Theme and What is it?
Gearworks finds you in your workshop, tinkering on various clockwork contraptions. Careful placement of gear cards allows you to claim different parts. Can you make the right plays and build your contraptions? Or will you find yourself with a bunch of less useful parts.
Gearworks is a game of card placement for one to four players. Players will be trying to place numbered gear cards into a grid to claim parts for their clockwork contraptions. To set-up the game, the starting grid is randomly seeded with one gear card per row and column. The various parts are assigned to specific rows and columns. Each player is given a Tinkerer, each of whom have a special ability usable once per round, and the game begins.
On a player’s turn, they must play a gear card or pass. When playing a gear card into the grid, they must follow two placement rules: there many only be one of each color per column; and rows are filled in either ascending or descending numerical order (determined by the second card played in a row). Cards of equal number may be placed next to each other. If a player’s placement is such that any two of the four nearest cards in each orthogonal direction can be used in a mathematical equation of addition or subtraction to yield the value of the card played, that is called “tinkering” and produces a spark for the player. For example, I play a 1 and there is a 3 above me and a 2 to the right and 3 minus 2 equals 1 so I have therefore tinkered.
Sparks are useful to extend your playing options and may optionally be used at any time as part of your turn. To gain sparks you may either tinker, as stated above, or discard any two gear cards. You may then use sparks for multiple options. One spark can allow you to draw a gear card or reenter a round in which you have previously passed and two sparks can allow you to replace a gear card in the grid or draw a new contraption card to work towards.
Whenever a legal play is made to the grid, players rotate the gears at the edges of the matching row and column to their placement, to match their player color. At the end of a round, players collect all parts whose gears are still matching their player color. It is also at this time that they reveal a contraption card and build it, either in part or in full. Any revealed contraptions and parts from the current round will be set aside. They will be worth victory points, but cannot be interacted with in future rounds. Whoever has the most overall parts becomes the new leader and players with fewer parts than the leader may gain a number of sparks to head into the next round with a slight advantage. At the end of three rounds, the game is over. Unused parts are worth two points, contraptions are worth either four points for partial or nine points for fully complete, and unused sparks are worth one point. The player with the most victory points is the winner. Gearworks also includes variant rules for a solo game.

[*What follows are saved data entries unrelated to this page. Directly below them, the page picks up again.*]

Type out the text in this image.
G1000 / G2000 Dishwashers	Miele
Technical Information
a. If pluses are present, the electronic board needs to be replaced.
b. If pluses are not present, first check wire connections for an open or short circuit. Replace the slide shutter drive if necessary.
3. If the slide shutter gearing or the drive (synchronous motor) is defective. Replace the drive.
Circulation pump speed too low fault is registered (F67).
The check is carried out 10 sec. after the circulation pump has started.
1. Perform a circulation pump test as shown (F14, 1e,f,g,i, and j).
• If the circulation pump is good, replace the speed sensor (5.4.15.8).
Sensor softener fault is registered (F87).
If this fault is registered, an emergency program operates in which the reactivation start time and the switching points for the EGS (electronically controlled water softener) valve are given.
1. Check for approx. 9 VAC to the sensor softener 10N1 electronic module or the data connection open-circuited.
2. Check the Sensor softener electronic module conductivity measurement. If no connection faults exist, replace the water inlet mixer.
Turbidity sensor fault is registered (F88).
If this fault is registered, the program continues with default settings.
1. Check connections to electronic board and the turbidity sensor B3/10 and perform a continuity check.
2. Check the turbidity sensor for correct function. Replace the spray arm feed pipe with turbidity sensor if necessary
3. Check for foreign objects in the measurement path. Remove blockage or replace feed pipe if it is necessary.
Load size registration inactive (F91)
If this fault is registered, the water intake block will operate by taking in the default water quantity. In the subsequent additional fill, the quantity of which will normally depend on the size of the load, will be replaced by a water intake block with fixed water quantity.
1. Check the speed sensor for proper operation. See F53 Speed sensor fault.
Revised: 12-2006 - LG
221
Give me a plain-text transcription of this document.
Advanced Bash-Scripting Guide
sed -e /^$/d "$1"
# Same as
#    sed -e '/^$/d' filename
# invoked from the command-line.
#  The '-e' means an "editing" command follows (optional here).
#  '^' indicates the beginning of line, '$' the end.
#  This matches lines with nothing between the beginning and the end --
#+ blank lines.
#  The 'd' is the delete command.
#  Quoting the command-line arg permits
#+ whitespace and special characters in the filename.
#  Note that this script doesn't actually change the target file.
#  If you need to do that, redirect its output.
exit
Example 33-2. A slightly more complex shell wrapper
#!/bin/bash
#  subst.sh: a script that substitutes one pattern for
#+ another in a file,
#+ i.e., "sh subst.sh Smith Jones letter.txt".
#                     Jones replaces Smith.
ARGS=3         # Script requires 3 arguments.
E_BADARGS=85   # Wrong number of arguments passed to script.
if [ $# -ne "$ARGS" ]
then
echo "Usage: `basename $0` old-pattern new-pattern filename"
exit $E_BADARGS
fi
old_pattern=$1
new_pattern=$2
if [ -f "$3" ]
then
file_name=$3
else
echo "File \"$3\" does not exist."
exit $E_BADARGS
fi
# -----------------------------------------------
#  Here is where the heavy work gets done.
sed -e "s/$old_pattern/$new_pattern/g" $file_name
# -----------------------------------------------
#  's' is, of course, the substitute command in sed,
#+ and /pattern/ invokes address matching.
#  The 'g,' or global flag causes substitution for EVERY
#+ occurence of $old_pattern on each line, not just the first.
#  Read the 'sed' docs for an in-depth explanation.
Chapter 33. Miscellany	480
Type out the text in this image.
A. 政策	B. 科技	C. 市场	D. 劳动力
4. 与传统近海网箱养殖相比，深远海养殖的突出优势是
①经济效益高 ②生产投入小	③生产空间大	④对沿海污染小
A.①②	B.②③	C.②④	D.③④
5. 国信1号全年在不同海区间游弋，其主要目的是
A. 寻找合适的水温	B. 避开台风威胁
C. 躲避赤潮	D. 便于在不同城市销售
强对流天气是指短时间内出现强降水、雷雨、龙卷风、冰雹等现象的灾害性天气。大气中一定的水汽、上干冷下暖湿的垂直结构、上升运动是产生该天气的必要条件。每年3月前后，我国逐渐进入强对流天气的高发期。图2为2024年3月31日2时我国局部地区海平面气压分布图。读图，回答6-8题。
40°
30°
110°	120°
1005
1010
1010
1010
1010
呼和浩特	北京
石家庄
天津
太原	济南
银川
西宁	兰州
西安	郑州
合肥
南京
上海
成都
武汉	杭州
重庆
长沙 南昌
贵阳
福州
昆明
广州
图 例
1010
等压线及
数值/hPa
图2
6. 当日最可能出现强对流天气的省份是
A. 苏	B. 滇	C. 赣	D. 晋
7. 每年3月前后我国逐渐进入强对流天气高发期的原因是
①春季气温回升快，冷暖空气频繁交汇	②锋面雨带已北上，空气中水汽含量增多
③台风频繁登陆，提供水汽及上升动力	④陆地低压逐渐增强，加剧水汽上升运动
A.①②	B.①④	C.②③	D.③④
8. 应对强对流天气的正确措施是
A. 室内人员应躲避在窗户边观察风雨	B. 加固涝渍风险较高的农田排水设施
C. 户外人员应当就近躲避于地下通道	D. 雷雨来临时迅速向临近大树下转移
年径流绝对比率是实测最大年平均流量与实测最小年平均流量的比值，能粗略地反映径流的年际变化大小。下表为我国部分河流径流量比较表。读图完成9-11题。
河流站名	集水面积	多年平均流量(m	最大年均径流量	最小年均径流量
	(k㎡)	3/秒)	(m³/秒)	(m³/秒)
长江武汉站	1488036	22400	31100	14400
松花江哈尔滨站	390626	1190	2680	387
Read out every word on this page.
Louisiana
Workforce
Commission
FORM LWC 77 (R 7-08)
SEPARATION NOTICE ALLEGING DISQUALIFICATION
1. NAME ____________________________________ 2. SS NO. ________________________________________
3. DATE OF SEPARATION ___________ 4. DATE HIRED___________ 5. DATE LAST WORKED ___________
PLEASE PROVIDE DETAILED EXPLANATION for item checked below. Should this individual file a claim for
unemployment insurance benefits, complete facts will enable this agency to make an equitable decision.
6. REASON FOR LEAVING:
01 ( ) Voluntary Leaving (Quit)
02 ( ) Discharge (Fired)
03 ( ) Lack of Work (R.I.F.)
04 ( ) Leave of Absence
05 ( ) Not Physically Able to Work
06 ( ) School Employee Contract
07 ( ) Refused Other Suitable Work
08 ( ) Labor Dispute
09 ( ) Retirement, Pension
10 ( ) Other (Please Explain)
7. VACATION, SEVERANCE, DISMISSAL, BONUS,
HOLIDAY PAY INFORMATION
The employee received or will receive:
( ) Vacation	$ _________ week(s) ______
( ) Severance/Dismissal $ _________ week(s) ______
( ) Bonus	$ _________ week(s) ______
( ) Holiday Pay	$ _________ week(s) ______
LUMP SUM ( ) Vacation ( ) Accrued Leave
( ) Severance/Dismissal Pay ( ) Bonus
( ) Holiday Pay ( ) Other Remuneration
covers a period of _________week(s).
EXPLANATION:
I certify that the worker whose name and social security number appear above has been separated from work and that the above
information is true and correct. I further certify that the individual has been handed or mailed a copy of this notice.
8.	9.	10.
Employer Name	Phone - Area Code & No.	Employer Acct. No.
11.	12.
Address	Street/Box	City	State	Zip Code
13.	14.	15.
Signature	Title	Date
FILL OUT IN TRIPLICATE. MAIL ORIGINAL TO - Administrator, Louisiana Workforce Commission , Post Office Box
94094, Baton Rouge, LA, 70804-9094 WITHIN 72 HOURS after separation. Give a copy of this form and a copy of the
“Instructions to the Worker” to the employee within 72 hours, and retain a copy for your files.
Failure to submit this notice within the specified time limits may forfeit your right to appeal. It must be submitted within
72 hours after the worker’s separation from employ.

Gearworks has a nice look to it on the table and the steampunk setting mixed a puzzle-like placement mechanisms drew me in for a closer look at Origins 2018.
Game Build Quality
Gearworks comes with 45 gear cards (numbered one through nine in five colors), 25 contraption cards, 1 Leviathan card for solo play, 4 Tinkerer cards, 4 reference cards, 1 solo reference card, 9 gear tokens, 27 parts (three each of nine parts), and 20 sparks. The cards are all of good thickness with a nice finish. They will hold up well to repeated plays. The tokens and parts are punchboard tokens and have a good thickness as well. The spark tokens are wooden meeples.
The art in Gearworks creates a wonderful steampunk aesthetic. The Tinkerer cards are probably the most colorful, with their player color as a background and good full torso images the interesting people featured in the game. The contraption cards feature steampunk designs in a blueprint style. The gear cards are more basic, with a simple colored gear on them, but the colors still pop and they are easy to read.
Age Range & Weight
Gearworks is a game of hand management and strategic card placement. The box indicates ages 10 and up and that is solid starting point. The placement rules are relatively simple, but learning how to play strategically and claim the parts you need requires a bit of tactical thinking. The sparks and player powers offer a few options to help you if you find yourself without a lot of options, but it could be frustrating for younger players so I would not go too much younger than the recommendation.
Gearworks is a lot of game in a relatively small package. The rules are simple and straightforward and allow the placement mechanisms to drive the difficulty. At its simplest, Gearworks is a game about playing as many cards into the grid as you can while limiting the options of your opponents. However, when you focus your efforts on the specific parts you need for your contraption, you realize that Gearworks actually offers some area control with claiming parts from the grid. Trying to maximize the number of parts you claim in a given round, while also wanting to make placements that allow you to tinker and earn sparks adds quite a bit of depth. You also want to be thinking about your potential future plays so you don’t find yourself making plays that neither claim parts nor qualify for the tinker bonus. Managing your personal spark economy can make or break a game. I found Gearworks to offer just the right amount of brain crunch and with a 30-45 minute playtime that might actually shrink with repeated plays, plus good options for 2-player and solo play, it’s certainly going to be hitting the table a lot. I cannot wait to see what else is coming from Piecekeeper games.